Louis-Napoléon lui-même prenant la peine d’avertir lord Hertford de son noir complot d’invasion, dans la crainte apparemment que les Anglais ne fussent pas suffisamment prêts à le recevoir, c’était prêter à un taciturne, qui venait de faire ses preuves de bon sens, une de ces intempérantes niaiseries auxquelles il n’est pas même honorable de croire. Malmesbury, ami personnel du Président, essaya de dissiper ces appréhensions. Il répondait : « Il n’a aucune antipathie naturelle pour les Anglais ; depuis que je le connais, il a toujours aimé leur société et adopté leurs usages. Il y a vingt ans, à une époque où il ne pouvait jouer la comédie pour moi, qui avais encore moins de chances de devenir secrétaire d’Etat que lui de devenir Empereur, il me disait toujours que la grande faute de son oncle avait été son inimitié pour l’Angleterre ; je ne l’ai jamais surpris à songer à une revanche de Sainte-Hélène. »

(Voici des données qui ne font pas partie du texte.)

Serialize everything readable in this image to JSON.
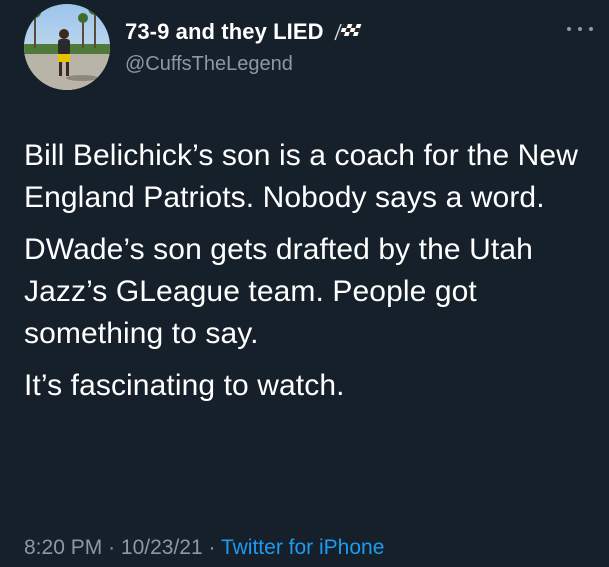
{
  "colors": {
    "background": "#15202b",
    "text_primary": "#ffffff",
    "text_secondary": "#8b98a5",
    "link": "#1d9bf0"
  },
  "author": {
    "display_name": "73-9 and they LIED",
    "name_emoji": "checkered-flag-icon",
    "handle": "@CuffsTheLegend",
    "avatar": "profile-avatar"
  },
  "more_menu": {
    "icon": "more-horizontal-icon"
  },
  "tweet": {
    "paragraphs": [
      "Bill Belichick’s son is a coach for the New England Patriots. Nobody says a word.",
      "DWade’s son gets drafted by the Utah Jazz’s GLeague team. People got something to say.",
      "It’s fascinating to watch."
    ],
    "time": "8:20 PM",
    "date": "10/23/21",
    "separator": "·",
    "source": "Twitter for iPhone"
  }
}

Mais la crédulité du parti pris n’a point de limites. Derby persista d’autant plus dans son sentiment que Nicolas l’y excitait fort par la crainte des dangers de la Belgique. Il lui offrait, en même temps qu’aux cabinets de Vienne et de Berlin, de renouveler l’alliance de Chaumont. Il se déclarait prêt, au moindre signal de guerre contre la Belgique, à faire marcher soixante mille hommes, et, si cela devenait nécessaire, toutes ses troupes.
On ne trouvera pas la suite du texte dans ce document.